KADER PDI PERJUANGAN AKAN TEMPUH JALUR HUKUM, PARTAI SIAP TINJAU KEBIJAKAN ATURAN PENGGUNAAN ATRIBUT

Staff Redaksi Media DPR
Rabu, 21 Januari 2026

 


Demak MP Panjaitan, Pendiri PDI Pro Mega dan PDI Perjuangan di Sibolga-Tapteng, Sebut Kasus Ini Merusak Citra Partai


TAPTENG | MEDIA-DPR.COM. Kader PDI Perjuangan Demak MP Panjaitan/Pance Warga Kabupaten Tapanuli Tengah (Tapteng) Provinsi Sumatra Utara (Sumut) mengkonfirmasi bahwa pihaknya tidak hanya akan mengajukan laporan hukum terkait penggunaan atribut partai untuk menjelekkan Bupati Tapteng Masinton Pasaribu S.H., M.H., tetapi partai juga akan melakukan tinjauan internal terkait aturan penggunaan simbol dan atribut PDI Perjuangan.


Sebelumnya, telah muncul konten di akun Facebook Nidra BariD yang menampilkan orang bernama Oday memakai kaos PDI Perjuangan sambil menyampaikan tuduhan tanpa bukti terhadap Masinton Pasaribu, yang juga merupakan kader PDI Perjuangan.

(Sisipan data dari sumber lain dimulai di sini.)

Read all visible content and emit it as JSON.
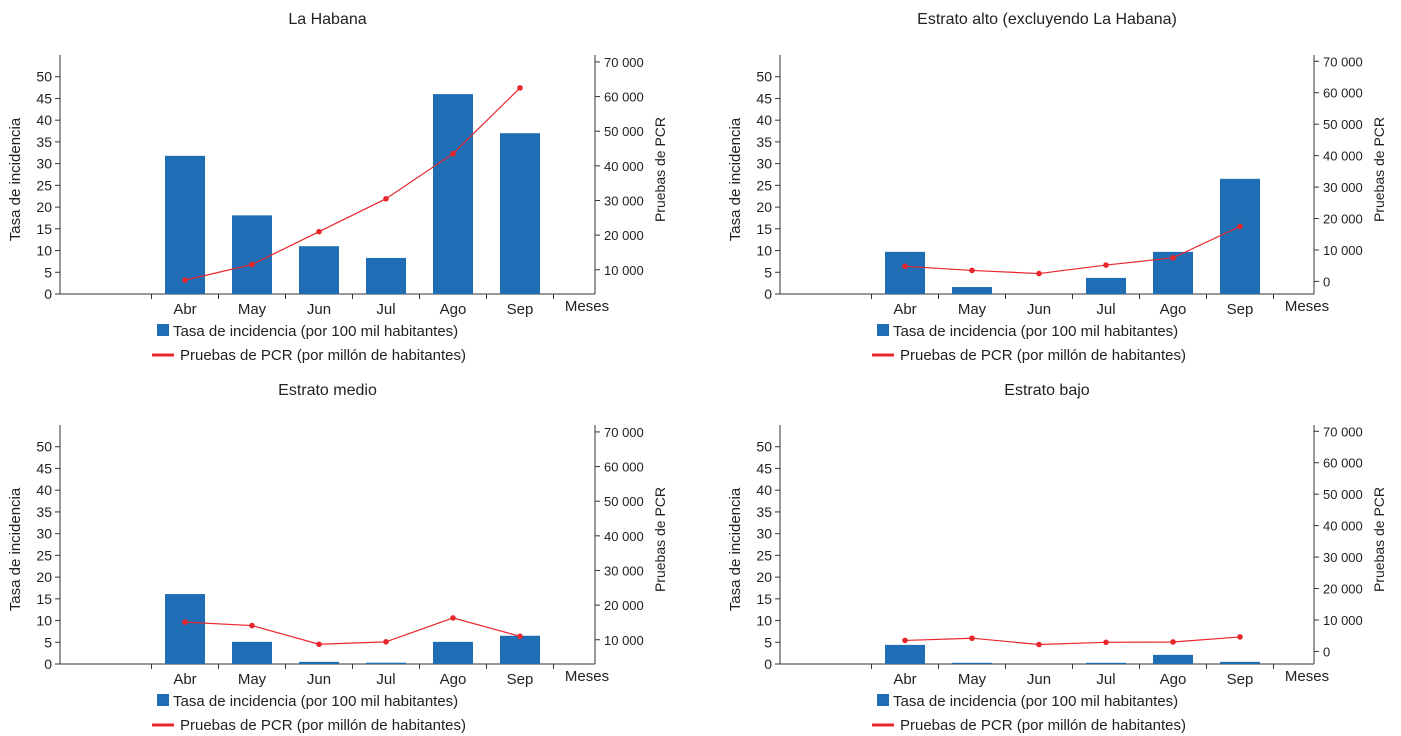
{
  "chart_data": [
    {
      "type": "bar",
      "title": "La Habana",
      "categories": [
        "Abr",
        "May",
        "Jun",
        "Jul",
        "Ago",
        "Sep"
      ],
      "x_axis_end_label": "Meses",
      "ylabel": "Tasa de incidencia",
      "ylabel_right": "Pruebas de PCR",
      "ylim": [
        0,
        55
      ],
      "yticks": [
        0,
        5,
        10,
        15,
        20,
        25,
        30,
        35,
        40,
        45,
        50
      ],
      "ylim_right": [
        3000,
        72000
      ],
      "yticks_right": [
        10000,
        20000,
        30000,
        40000,
        50000,
        60000,
        70000
      ],
      "ytick_labels_right": [
        "10 000",
        "20 000",
        "30 000",
        "40 000",
        "50 000",
        "60 000",
        "70 000"
      ],
      "series": [
        {
          "name": "Tasa de incidencia (por 100 mil habitantes)",
          "kind": "bar",
          "axis": "left",
          "color": "#1f6eb5",
          "values": [
            31.8,
            18.1,
            11.0,
            8.3,
            46.0,
            37.0
          ]
        },
        {
          "name": "Pruebas de PCR (por millón de habitantes)",
          "kind": "line",
          "axis": "right",
          "color": "#e8262c",
          "values": [
            7000,
            11500,
            21000,
            30500,
            43500,
            62500
          ]
        }
      ],
      "legend": "bottom"
    },
    {
      "type": "bar",
      "title": "Estrato alto (excluyendo La Habana)",
      "categories": [
        "Abr",
        "May",
        "Jun",
        "Jul",
        "Ago",
        "Sep"
      ],
      "x_axis_end_label": "Meses",
      "ylabel": "Tasa de incidencia",
      "ylabel_right": "Pruebas de PCR",
      "ylim": [
        0,
        55
      ],
      "yticks": [
        0,
        5,
        10,
        15,
        20,
        25,
        30,
        35,
        40,
        45,
        50
      ],
      "ylim_right": [
        -4000,
        72000
      ],
      "yticks_right": [
        0,
        10000,
        20000,
        30000,
        40000,
        50000,
        60000,
        70000
      ],
      "ytick_labels_right": [
        "0",
        "10 000",
        "20 000",
        "30 000",
        "40 000",
        "50 000",
        "60 000",
        "70 000"
      ],
      "series": [
        {
          "name": "Tasa de incidencia (por 100 mil habitantes)",
          "kind": "bar",
          "axis": "left",
          "color": "#1f6eb5",
          "values": [
            9.7,
            1.6,
            0.0,
            3.7,
            9.7,
            26.5
          ]
        },
        {
          "name": "Pruebas de PCR (por millón de habitantes)",
          "kind": "line",
          "axis": "right",
          "color": "#e8262c",
          "values": [
            4800,
            3500,
            2500,
            5200,
            7500,
            17500
          ]
        }
      ],
      "legend": "bottom"
    },
    {
      "type": "bar",
      "title": "Estrato medio",
      "categories": [
        "Abr",
        "May",
        "Jun",
        "Jul",
        "Ago",
        "Sep"
      ],
      "x_axis_end_label": "Meses",
      "ylabel": "Tasa de incidencia",
      "ylabel_right": "Pruebas de PCR",
      "ylim": [
        0,
        55
      ],
      "yticks": [
        0,
        5,
        10,
        15,
        20,
        25,
        30,
        35,
        40,
        45,
        50
      ],
      "ylim_right": [
        3000,
        72000
      ],
      "yticks_right": [
        10000,
        20000,
        30000,
        40000,
        50000,
        60000,
        70000
      ],
      "ytick_labels_right": [
        "10 000",
        "20 000",
        "30 000",
        "40 000",
        "50 000",
        "60 000",
        "70 000"
      ],
      "series": [
        {
          "name": "Tasa de incidencia (por 100 mil habitantes)",
          "kind": "bar",
          "axis": "left",
          "color": "#1f6eb5",
          "values": [
            16.1,
            5.1,
            0.5,
            0.3,
            5.1,
            6.5
          ]
        },
        {
          "name": "Pruebas de PCR (por millón de habitantes)",
          "kind": "line",
          "axis": "right",
          "color": "#e8262c",
          "values": [
            15100,
            14100,
            8700,
            9400,
            16300,
            11000
          ]
        }
      ],
      "legend": "bottom"
    },
    {
      "type": "bar",
      "title": "Estrato bajo",
      "categories": [
        "Abr",
        "May",
        "Jun",
        "Jul",
        "Ago",
        "Sep"
      ],
      "x_axis_end_label": "Meses",
      "ylabel": "Tasa de incidencia",
      "ylabel_right": "Pruebas de PCR",
      "ylim": [
        0,
        55
      ],
      "yticks": [
        0,
        5,
        10,
        15,
        20,
        25,
        30,
        35,
        40,
        45,
        50
      ],
      "ylim_right": [
        -4000,
        72000
      ],
      "yticks_right": [
        0,
        10000,
        20000,
        30000,
        40000,
        50000,
        60000,
        70000
      ],
      "ytick_labels_right": [
        "0",
        "10 000",
        "20 000",
        "30 000",
        "40 000",
        "50 000",
        "60 000",
        "70 000"
      ],
      "series": [
        {
          "name": "Tasa de incidencia (por 100 mil habitantes)",
          "kind": "bar",
          "axis": "left",
          "color": "#1f6eb5",
          "values": [
            4.4,
            0.2,
            0.0,
            0.2,
            2.1,
            0.5
          ]
        },
        {
          "name": "Pruebas de PCR (por millón de habitantes)",
          "kind": "line",
          "axis": "right",
          "color": "#e8262c",
          "values": [
            3500,
            4200,
            2200,
            2900,
            3000,
            4600
          ]
        }
      ],
      "legend": "bottom"
    }
  ]
}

Oday diketahui memiliki keterbatasan berpikir dan diduga digunakan oleh oknum provokator.


Demak MP Panjaitan, yang merupakan salah satu tokoh sejarah partai di wilayah Kota Sibolga dan Tapteng Sumut dengan riwayat menjadi Kader PDI, kemudian berkontribusi sebagai pendiri PDI Pro Mega dan selanjutnya PDI Perjuangan di Kota Sibolga dan Tapteng Sumut, mengungkapkan keberatan mendalam. 


"Kita telah melalui perjalanan panjang membangun partai di sini, dari PDI hingga PDI Pro Mega dan akhirnya PDI Perjuangan. Penggunaan atribut partai untuk tujuan yang tidak sesuai dengan nilai-nilai kita bukan hanya merusak nama baik individu, tetapi juga citra keseluruhan organisasi yang kita bangun bersama," ujarnya.

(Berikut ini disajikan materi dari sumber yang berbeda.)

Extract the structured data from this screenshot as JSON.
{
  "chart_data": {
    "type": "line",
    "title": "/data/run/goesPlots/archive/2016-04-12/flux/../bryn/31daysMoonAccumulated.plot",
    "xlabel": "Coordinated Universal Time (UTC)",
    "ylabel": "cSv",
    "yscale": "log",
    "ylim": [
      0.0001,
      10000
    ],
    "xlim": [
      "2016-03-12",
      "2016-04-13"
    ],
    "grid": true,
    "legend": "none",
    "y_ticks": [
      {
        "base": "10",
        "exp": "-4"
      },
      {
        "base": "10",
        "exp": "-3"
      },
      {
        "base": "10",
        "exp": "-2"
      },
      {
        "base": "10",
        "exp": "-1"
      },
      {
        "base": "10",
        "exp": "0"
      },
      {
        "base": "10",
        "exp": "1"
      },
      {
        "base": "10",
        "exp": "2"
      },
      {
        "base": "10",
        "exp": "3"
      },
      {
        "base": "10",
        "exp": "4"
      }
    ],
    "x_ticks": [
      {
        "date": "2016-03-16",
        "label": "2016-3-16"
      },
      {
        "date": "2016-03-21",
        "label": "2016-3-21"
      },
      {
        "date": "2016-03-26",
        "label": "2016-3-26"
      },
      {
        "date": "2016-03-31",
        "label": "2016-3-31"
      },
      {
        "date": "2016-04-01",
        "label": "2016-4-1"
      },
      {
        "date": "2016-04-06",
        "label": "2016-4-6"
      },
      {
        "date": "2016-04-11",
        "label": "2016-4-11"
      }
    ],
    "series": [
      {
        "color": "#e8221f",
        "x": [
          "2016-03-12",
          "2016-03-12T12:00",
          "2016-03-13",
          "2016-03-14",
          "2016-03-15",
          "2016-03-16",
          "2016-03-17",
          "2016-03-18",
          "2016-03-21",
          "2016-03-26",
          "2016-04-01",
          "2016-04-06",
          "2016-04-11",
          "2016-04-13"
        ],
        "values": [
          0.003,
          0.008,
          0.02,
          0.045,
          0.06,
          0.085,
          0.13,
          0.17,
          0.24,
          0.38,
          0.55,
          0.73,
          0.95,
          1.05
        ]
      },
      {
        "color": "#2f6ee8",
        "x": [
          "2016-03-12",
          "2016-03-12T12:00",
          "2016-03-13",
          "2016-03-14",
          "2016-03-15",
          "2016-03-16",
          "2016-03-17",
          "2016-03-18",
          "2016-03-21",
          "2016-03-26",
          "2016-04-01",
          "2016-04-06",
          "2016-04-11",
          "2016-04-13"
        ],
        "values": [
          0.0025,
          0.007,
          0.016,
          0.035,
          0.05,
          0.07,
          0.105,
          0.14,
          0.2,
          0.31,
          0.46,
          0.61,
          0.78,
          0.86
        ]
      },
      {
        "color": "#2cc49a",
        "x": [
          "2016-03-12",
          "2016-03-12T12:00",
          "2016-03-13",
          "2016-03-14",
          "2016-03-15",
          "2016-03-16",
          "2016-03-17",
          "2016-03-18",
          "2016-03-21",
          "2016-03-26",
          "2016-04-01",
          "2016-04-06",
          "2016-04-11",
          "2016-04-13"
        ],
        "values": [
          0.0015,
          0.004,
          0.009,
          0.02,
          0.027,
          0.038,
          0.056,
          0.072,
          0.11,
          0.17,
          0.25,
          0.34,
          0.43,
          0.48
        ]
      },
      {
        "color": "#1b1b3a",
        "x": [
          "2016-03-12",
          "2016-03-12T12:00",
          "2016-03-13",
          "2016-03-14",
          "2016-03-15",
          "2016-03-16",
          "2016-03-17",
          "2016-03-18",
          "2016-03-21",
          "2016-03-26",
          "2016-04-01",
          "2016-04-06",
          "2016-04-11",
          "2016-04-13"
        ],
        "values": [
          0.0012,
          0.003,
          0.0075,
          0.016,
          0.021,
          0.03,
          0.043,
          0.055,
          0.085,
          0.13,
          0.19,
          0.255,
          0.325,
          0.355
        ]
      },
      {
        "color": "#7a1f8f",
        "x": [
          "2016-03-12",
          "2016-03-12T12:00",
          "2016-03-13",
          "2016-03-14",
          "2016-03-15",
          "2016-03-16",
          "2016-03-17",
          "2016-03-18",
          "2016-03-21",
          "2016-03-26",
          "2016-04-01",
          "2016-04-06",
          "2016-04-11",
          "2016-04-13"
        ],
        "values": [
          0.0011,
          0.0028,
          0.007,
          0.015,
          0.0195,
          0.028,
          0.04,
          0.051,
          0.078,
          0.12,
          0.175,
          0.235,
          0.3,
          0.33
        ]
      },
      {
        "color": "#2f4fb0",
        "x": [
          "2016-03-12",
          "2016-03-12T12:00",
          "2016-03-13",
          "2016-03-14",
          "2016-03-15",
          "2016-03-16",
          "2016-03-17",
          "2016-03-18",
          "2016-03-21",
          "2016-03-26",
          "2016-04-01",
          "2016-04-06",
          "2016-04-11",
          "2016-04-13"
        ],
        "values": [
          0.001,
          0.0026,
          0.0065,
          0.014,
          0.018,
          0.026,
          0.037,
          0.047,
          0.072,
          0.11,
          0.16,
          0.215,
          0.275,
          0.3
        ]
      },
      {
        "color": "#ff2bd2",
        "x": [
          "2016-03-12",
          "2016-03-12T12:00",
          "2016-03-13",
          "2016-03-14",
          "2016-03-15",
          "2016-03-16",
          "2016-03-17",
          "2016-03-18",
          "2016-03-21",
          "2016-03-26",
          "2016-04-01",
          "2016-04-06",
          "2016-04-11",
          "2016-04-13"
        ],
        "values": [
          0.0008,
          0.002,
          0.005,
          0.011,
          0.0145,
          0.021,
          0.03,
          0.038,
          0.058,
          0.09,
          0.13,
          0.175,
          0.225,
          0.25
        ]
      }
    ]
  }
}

Ia menjelaskan bahwa prosedur pelaporan telah siap dilaksanakan: "Bukti berupa tangkapan layar, video, dan data terkait konten serta akun telah dikumpulkan

Pelaporan akan dilakukan ke Polres Sibolga atau Polres Tapteng Polda Sumut


Pihak polisi akan menangani proses penyidikan, termasuk pemeriksaan terhadap pihak yang diduga memanfaatkan Oday

Secara hukum, pelaku berpotensi dikenai sanksi sesuai Pasal 311 ayat (1) KUHP, Pasal 434 UU 1/2023 tentang KUHP, dan pasal dalam UU ITE jika terbukti menyebarkan informasi salah atau berita bohong.

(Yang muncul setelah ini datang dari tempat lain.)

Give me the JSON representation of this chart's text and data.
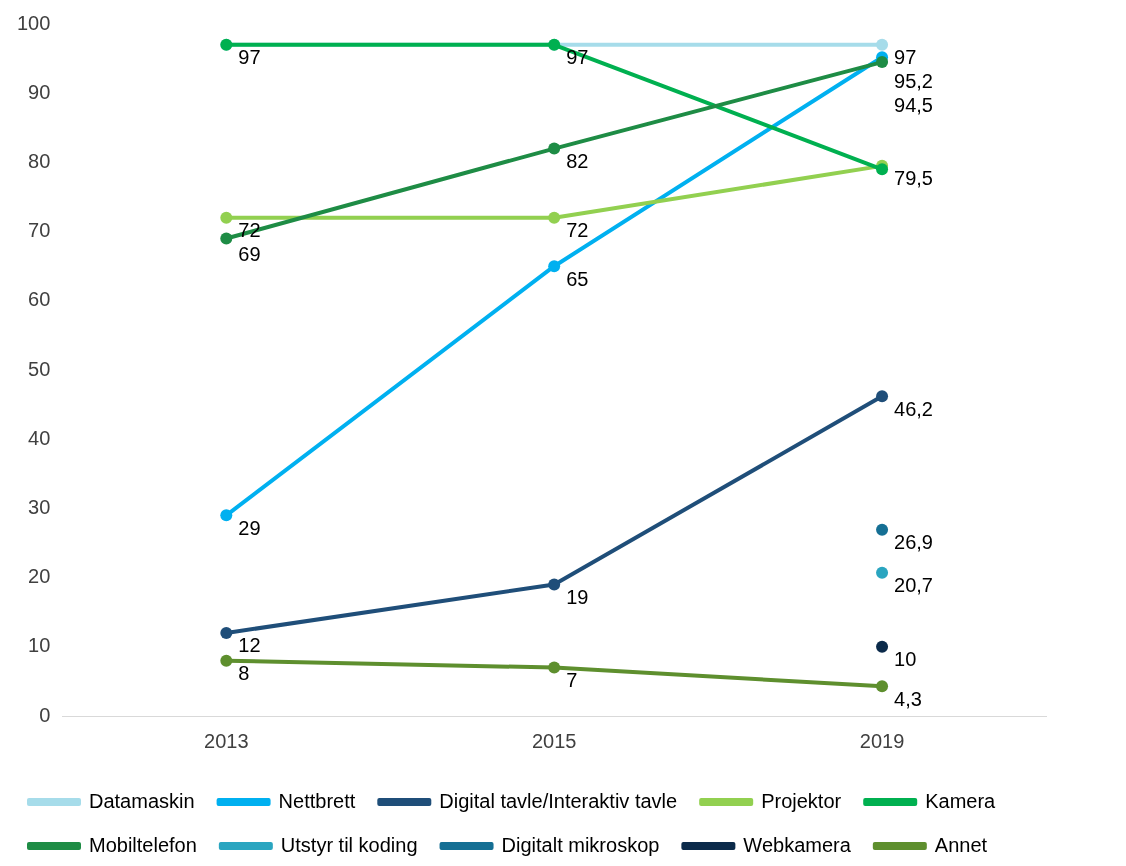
{
  "chart_data": {
    "type": "line",
    "categories": [
      "2013",
      "2015",
      "2019"
    ],
    "ylim": [
      0,
      100
    ],
    "yticks": [
      0,
      10,
      20,
      30,
      40,
      50,
      60,
      70,
      80,
      90,
      100
    ],
    "grid": false,
    "legend": "bottom",
    "marker": "circle",
    "line_style": "solid",
    "series": [
      {
        "name": "Datamaskin",
        "color": "#a6dcea",
        "values": [
          97,
          97,
          97
        ],
        "value_labels": [
          null,
          null,
          "97"
        ]
      },
      {
        "name": "Nettbrett",
        "color": "#00b0f0",
        "values": [
          29,
          65,
          95.2
        ],
        "value_labels": [
          "29",
          "65",
          "95,2"
        ]
      },
      {
        "name": "Digital tavle/Interaktiv tavle",
        "color": "#1f4e79",
        "values": [
          12,
          19,
          46.2
        ],
        "value_labels": [
          "12",
          "19",
          "46,2"
        ]
      },
      {
        "name": "Projektor",
        "color": "#92d050",
        "values": [
          72,
          72,
          79.5
        ],
        "value_labels": [
          "72",
          "72",
          "79,5"
        ]
      },
      {
        "name": "Kamera",
        "color": "#00b050",
        "values": [
          97,
          97,
          79
        ],
        "value_labels": [
          "97",
          "97",
          null
        ]
      },
      {
        "name": "Mobiltelefon",
        "color": "#1e8c45",
        "values": [
          69,
          82,
          94.5
        ],
        "value_labels": [
          "69",
          "82",
          "94,5"
        ]
      },
      {
        "name": "Utstyr til koding",
        "color": "#2aa5c0",
        "values": [
          null,
          null,
          20.7
        ],
        "value_labels": [
          null,
          null,
          "20,7"
        ]
      },
      {
        "name": "Digitalt mikroskop",
        "color": "#156f94",
        "values": [
          null,
          null,
          26.9
        ],
        "value_labels": [
          null,
          null,
          "26,9"
        ]
      },
      {
        "name": "Webkamera",
        "color": "#0b2a4a",
        "values": [
          null,
          null,
          10
        ],
        "value_labels": [
          null,
          null,
          "10"
        ]
      },
      {
        "name": "Annet",
        "color": "#5e8f2e",
        "values": [
          8,
          7,
          4.3
        ],
        "value_labels": [
          "8",
          "7",
          "4,3"
        ]
      }
    ]
  }
}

"Kita ingin publik mengetahui bahwa penggunaan atribut PDI Perjuangan untuk tujuan yang tidak sesuai tidak dapat diterima. 


Selain jalur hukum, partai akan mengevaluasi aturan penggunaan simbol dan atribut agar tidak disalahgunakan oleh pihak tidak bertanggung jawab," tambah Demak MP Panjaitan dalam wawancara dengan wartawan Lisberth Manik S.E.


Partai juga menyampaikan bahwa kasus ini menjadi pelajaran penting untuk lebih memperketat pengelolaan dan pemantauan penggunaan atribut partai di tingkat lokal. Publik diharapkan dapat menyikapi informasi dengan cermat dan tidak menyebarkan konten yang belum terbukti kebenarannya.(Lisberth Manik S.E.)